We know Derrick’s story all too well, but one thing we never anticipated is how this same story would play out during the pandemic. While the world isolated at home, our kids were cast out into the streets—into a pandemic—because of who they are. For one brief moment, I held hope that every parent would see the value in an open heart and that our kids would be met with reconciliation and love. That hope evaporated just days into the pandemic as the young people kept coming; terrified and exhausted after being left to navigate a suddenly silent city of closed doors. Their parents dropped them headfirst into the chaos of Covid-19 with nothing but the message that they are not welcome to home, to safety, or to love.

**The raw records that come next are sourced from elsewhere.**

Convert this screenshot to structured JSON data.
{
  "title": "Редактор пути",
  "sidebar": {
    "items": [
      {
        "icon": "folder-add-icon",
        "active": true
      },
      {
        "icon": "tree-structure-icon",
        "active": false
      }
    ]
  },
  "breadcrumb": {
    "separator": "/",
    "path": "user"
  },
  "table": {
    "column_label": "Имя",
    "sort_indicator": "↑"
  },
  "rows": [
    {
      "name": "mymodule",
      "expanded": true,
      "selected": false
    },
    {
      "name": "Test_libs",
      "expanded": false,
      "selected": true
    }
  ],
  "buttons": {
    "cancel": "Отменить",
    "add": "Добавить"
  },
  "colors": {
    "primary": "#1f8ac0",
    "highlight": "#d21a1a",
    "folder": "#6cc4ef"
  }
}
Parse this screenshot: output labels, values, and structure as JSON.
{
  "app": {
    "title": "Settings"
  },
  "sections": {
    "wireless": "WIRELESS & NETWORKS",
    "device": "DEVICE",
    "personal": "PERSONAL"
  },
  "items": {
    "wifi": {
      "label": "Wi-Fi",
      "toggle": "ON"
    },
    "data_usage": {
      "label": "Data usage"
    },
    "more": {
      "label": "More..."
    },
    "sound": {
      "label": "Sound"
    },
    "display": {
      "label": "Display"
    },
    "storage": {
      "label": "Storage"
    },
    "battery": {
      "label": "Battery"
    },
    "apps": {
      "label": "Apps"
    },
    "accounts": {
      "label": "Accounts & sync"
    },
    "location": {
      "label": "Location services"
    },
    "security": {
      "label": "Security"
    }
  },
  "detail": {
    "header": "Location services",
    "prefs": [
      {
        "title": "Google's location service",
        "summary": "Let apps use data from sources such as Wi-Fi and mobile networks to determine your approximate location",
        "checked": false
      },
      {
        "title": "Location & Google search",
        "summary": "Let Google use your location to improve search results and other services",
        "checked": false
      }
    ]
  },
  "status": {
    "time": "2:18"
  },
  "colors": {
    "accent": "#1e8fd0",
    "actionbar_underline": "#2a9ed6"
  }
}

It was our community—our chosen family—who reminded our youths that there are people in this world that care for them, despite what their parents told them. For us—and for them—the greatest gift of the holiday season is your unshakeable support.

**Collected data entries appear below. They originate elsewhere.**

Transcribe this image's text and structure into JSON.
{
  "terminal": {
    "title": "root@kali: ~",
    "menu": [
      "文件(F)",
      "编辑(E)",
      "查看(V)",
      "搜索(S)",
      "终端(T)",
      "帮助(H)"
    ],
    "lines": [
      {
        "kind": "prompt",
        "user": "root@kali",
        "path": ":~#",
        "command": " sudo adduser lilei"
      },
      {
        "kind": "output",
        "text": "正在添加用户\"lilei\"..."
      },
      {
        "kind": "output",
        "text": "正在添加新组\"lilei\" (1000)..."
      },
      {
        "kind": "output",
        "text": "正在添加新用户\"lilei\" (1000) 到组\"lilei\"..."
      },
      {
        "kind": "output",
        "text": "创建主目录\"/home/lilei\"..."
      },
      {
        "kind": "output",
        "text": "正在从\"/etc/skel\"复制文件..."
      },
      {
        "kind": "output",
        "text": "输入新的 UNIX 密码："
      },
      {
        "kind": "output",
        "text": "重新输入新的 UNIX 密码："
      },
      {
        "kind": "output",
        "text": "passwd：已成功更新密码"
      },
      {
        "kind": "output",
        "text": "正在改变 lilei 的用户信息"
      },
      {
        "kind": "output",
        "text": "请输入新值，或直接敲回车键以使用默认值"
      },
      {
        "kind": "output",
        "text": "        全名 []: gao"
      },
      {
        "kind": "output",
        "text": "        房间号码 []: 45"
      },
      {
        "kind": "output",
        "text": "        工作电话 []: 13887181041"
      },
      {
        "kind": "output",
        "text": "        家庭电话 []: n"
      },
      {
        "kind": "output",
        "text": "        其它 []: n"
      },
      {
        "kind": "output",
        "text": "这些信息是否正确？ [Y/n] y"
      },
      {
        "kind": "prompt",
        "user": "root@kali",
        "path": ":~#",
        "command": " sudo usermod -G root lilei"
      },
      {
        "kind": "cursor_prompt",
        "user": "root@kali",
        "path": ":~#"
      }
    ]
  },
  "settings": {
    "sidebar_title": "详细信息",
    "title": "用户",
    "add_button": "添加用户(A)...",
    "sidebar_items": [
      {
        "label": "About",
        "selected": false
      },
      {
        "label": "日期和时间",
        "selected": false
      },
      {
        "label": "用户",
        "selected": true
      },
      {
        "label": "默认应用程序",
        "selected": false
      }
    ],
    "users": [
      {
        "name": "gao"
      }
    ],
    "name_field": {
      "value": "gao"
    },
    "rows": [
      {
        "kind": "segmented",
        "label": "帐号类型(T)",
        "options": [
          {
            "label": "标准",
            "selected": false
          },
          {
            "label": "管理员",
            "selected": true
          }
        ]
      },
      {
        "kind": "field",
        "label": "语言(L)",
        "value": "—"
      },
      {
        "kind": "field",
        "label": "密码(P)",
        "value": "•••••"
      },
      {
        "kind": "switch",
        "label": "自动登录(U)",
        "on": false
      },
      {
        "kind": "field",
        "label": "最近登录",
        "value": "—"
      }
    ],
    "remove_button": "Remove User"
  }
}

This week we launch our annual Homeless for the Holidays campaign—an initiative that gives a voice to the thousands of homeless LGBTQ+ youth on our streets. We share the unvarnished, raw reality of their stories to spotlight the urgency of their situations, the traumas of family rejection, and harms of street homelessness. These stories are jarring, but not without hope. Please follow along online on social media and help give a voice to those among us without one.
 
Thank you for helping to bring light, care, and love into the lives of our homeless youth and into the lives of my 250 coworkers who work day and night to keep AFC open. Because of you, our team is able to serve over 300,000 meals annually and provide a host of life-saving services to 2,000+ youths across 18 sites. As you celebrate the holidays, I also hope you find time to celebrate what you have helped to make possible for our homeless youths.

With gratitude,

Alexander Roque
President & Executive Director

Homeless For the Holidays

Derrick, 17


Derrick knew from a very young age that he was different. His brother’s would sometimes pick on him because of how he spoke or how he walked but Derrick says it didn’t really bother him. Things changed when Derrick’s mom’s boyfriend moved in with them. Within a matter of weeks, he was abusing Derrick, telling him to “man up.” If Derrick would cry, he would punch Derrick and tell him to stop crying like a girl. Derrick’s mother did nothing to protect him. After months of this, Derrick’s mother offered him the option to move in with his aunt. Derrick was heartbroken that his mother would ask him to move but was desperate to escape his home. He soon found his aunt’s desire to take him in was to “heal him.” She was a religious woman who preached that homosexuality is a sin. Derrick was subject to daily scripture readings, prayers, and the “casting of evil from his body” forced onto him by his aunt. Derrick ultimately ran away to the streets where he felt he could be himself and not be subject to abuse. On the streets, Derrick found other kids like him. He remembers his first holidays on the streets realizing that he has a family but his family chooses not to care for him because of his identity. Fortunately, Derrick wasn’t homeless too long before he was connected to AFC through our outreach team. Our outreach team works to provide support, on the streets, for homeless LGBTQ youth. We build trust over time and encourage youth to come in for services and housing. Derrick is doing well, healing from the abuse he experienced, and has plans to attend college after completing high school. He says he doesn’t feel angry at his mom, he’s just sad that she won’t care for him. He hopes one day he can reconnect with her. We’re here with Derrick supporting him, and affirming for him that there’s nothing wrong with who he is.